I’m just wondering how many request this Node code could handle.
I’m wondering how this compares to Azure event hubs that can handle up to 1 million events per second. I currently do not need 1 million events per second but as my product sales volume grows I need an infrastructure that can handle high volumes if it and when it happens.
I’m pretty sure you can host this Node code on a hosted server so I do not need to run it on my laptop but what can the code handle volume wise?
The tutuorial is really just meant to be a proof of concept. In reality, you’d probably want to host that code on a server so you don’t have to rely on your laptop. All matching events published by your Particle devices will be forwarded onto Google Pub/Sub, and then funneled into the Datastore DB from your Node script.
I don’t have exact numbers on rate/volume, but we integrated with Cloud Pub/Sub purposefully as this tool is meant to capture large numbers of events and store them reliably for up to 7 days for subscribers to ingest them. You shouldn’t run into issues as you scale, but if you do, please let us know.
I went ahead and removed the reference to touch in the Github README, thanks for pointing this out.
Did you figure out the error you were receiving? Looks like the crux of the issue is invalid_grant. Seems like it may be related to your private key file. Can you double check that everything looks good there? Did you ensure that you created a service account key with a role of Project editor?
Can we store data for longer than seven days, right? I'm sure you can but have to ask.
Have you guys done any testing as far as hosting the NODE script on the remote server and seeing how it handles multiple received webhooks at the same time? Is there anything going on to handle large volumes of data coming in from multiple devices at the same time?
Or is this just something where you expect each Photon or Electron to have their own database?
I have not figured out the problem yet. I did follow your instructions perfectly though so it's kinda frustrating.
I deleted the old private key and created a new key per the tutorial. I updated the key txt file also.
Hey guys! I tried to follow the tutorial for the git repo and run into some errors too. When I try to “npm install” a bunch of warnings show up, and a different error shows when I try to “node tutorial.js”.
I’m using a macbook with macOS Sierra currently, npm and node versions are on the screenshots I took.
So you did not get any errors after running the node tutorial.js ?
If not then could you take screen shots of your var config file vs what you had setup in the Google Cloud page? It would help me double check that I’m doing everything right on my end which I’m pretty sure I am doing
7 days is just the buffer in the pubsub subscription - the message queue is not meant to be long term storage. Workers then pull these off for longer term storage into databases.
This is actually the reason why pubsub exists. The pubsub service can absorb huge loads of irregular traffic - millions of messages per second. How quickly you move them from the pubsub subscription to some other datastore will depend on how fast you need to drain the buffer, how fast it is re-filling, and how soon you need access to the information elsewhere.
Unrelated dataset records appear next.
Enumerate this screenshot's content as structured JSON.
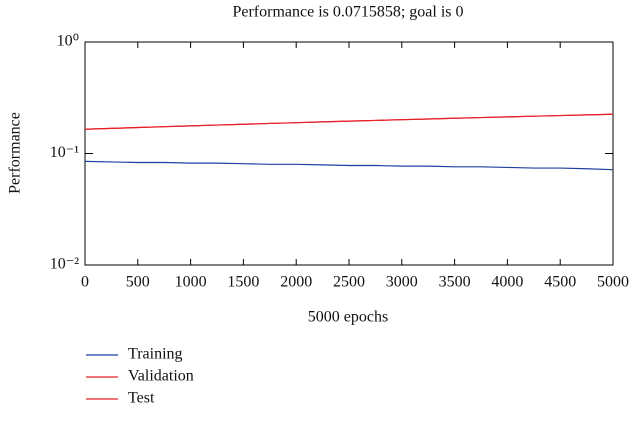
{
  "chart_data": {
    "type": "line",
    "title": "Performance is 0.0715858; goal is 0",
    "x_label": "5000 epochs",
    "y_label": "Performance",
    "x": [
      0,
      250,
      500,
      750,
      1000,
      1250,
      1500,
      1750,
      2000,
      2250,
      2500,
      2750,
      3000,
      3250,
      3500,
      3750,
      4000,
      4250,
      4500,
      4750,
      5000
    ],
    "series": [
      {
        "name": "Training",
        "color": "#1f3f9f",
        "values": [
          0.085,
          0.084,
          0.083,
          0.083,
          0.082,
          0.082,
          0.081,
          0.08,
          0.08,
          0.079,
          0.078,
          0.078,
          0.077,
          0.077,
          0.076,
          0.076,
          0.075,
          0.074,
          0.074,
          0.073,
          0.0716
        ]
      },
      {
        "name": "Validation",
        "color": "#e8202a",
        "values": [
          0.165,
          0.168,
          0.171,
          0.174,
          0.177,
          0.18,
          0.183,
          0.186,
          0.189,
          0.192,
          0.195,
          0.198,
          0.201,
          0.204,
          0.207,
          0.21,
          0.213,
          0.216,
          0.219,
          0.222,
          0.225
        ]
      },
      {
        "name": "Test",
        "color": "#e8202a",
        "values": [
          0.165,
          0.168,
          0.171,
          0.174,
          0.177,
          0.18,
          0.183,
          0.186,
          0.189,
          0.192,
          0.195,
          0.198,
          0.201,
          0.204,
          0.207,
          0.21,
          0.213,
          0.216,
          0.219,
          0.222,
          0.225
        ]
      }
    ],
    "xlim": [
      0,
      5000
    ],
    "xticks": [
      0,
      500,
      1000,
      1500,
      2000,
      2500,
      3000,
      3500,
      4000,
      4500,
      5000
    ],
    "ylim": [
      0.01,
      1
    ],
    "yticks": [
      {
        "value": 0.01,
        "label": "10⁻²"
      },
      {
        "value": 0.1,
        "label": "10⁻¹"
      },
      {
        "value": 1,
        "label": "10⁰"
      }
    ],
    "log_y": true,
    "legend": "below"
  }
}
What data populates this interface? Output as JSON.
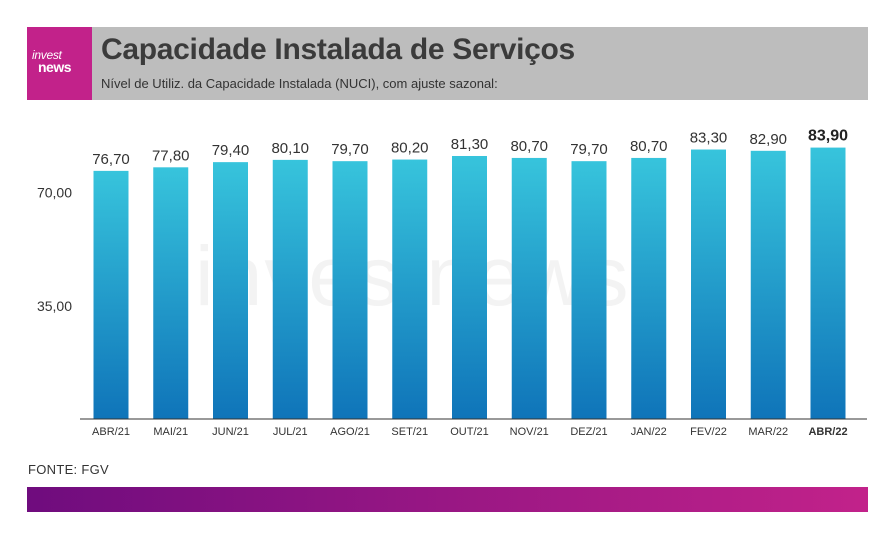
{
  "logo": {
    "line1": "invest",
    "line2": "news"
  },
  "header": {
    "title": "Capacidade Instalada de Serviços",
    "subtitle": "Nível de Utiliz. da Capacidade Instalada (NUCI), com ajuste sazonal:"
  },
  "watermark": "investnews",
  "source": "FONTE: FGV",
  "colors": {
    "accent": "#c2228a",
    "header_bg": "#bdbdbd",
    "bar_top": "#37c4dc",
    "bar_bottom": "#0f74b9",
    "footer_start": "#6f0c7e",
    "footer_end": "#c2228a"
  },
  "chart_data": {
    "type": "bar",
    "categories": [
      "ABR/21",
      "MAI/21",
      "JUN/21",
      "JUL/21",
      "AGO/21",
      "SET/21",
      "OUT/21",
      "NOV/21",
      "DEZ/21",
      "JAN/22",
      "FEV/22",
      "MAR/22",
      "ABR/22"
    ],
    "values": [
      76.7,
      77.8,
      79.4,
      80.1,
      79.7,
      80.2,
      81.3,
      80.7,
      79.7,
      80.7,
      83.3,
      82.9,
      83.9
    ],
    "value_labels": [
      "76,70",
      "77,80",
      "79,40",
      "80,10",
      "79,70",
      "80,20",
      "81,30",
      "80,70",
      "79,70",
      "80,70",
      "83,30",
      "82,90",
      "83,90"
    ],
    "ylim": [
      0,
      100
    ],
    "yticks": [
      35,
      70
    ],
    "ytick_labels": [
      "35,00",
      "70,00"
    ],
    "highlight_index": 12,
    "title": "Capacidade Instalada de Serviços",
    "xlabel": "",
    "ylabel": "",
    "grid": false
  }
}
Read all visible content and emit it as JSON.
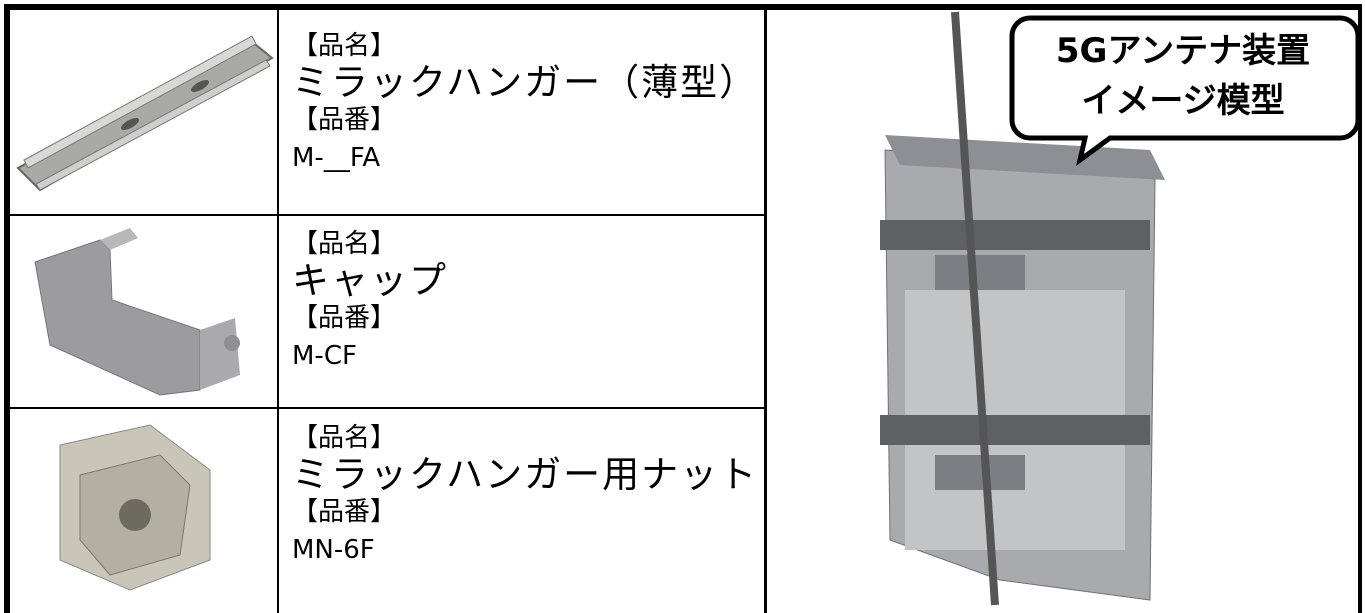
{
  "table": {
    "rows": [
      {
        "name_label": "【品名】",
        "name": "ミラックハンガー（薄型）",
        "code_label": "【品番】",
        "code": "M-__FA"
      },
      {
        "name_label": "【品名】",
        "name": "キャップ",
        "code_label": "【品番】",
        "code": "M-CF"
      },
      {
        "name_label": "【品名】",
        "name": "ミラックハンガー用ナット",
        "code_label": "【品番】",
        "code": "MN-6F"
      }
    ]
  },
  "callout": {
    "lines": [
      "5Gアンテナ装置",
      "イメージ模型"
    ]
  }
}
The standard pattern would be to scale out the number of copies of the puller on the same subscription - and the pubsub service will distribute the work.
I'm not exactly sure what might be happening there, do you have the gcloud CLI tool installed? Can you try gcloud init
which will authenticate the CLI and provide another layer of auth context.
@ptone Thanks for the info. It makes more sense now. It's sounds just like Azure Event Hubs.
On Azure, I have to use Stream Analytics to push data from the Event Hub into the database. This Node script is doing the same thing but hopefully at a lower cost I'm about to find out if I can get this up and running.
I'm new to Node and the only time I use it is when following instructions to do things on the Particle CLI or when trying to follow this tutorial
No, I do not have gcloud installed.
If I do install it what will it allow me to do?
Were you able to complete this tutorial successfully?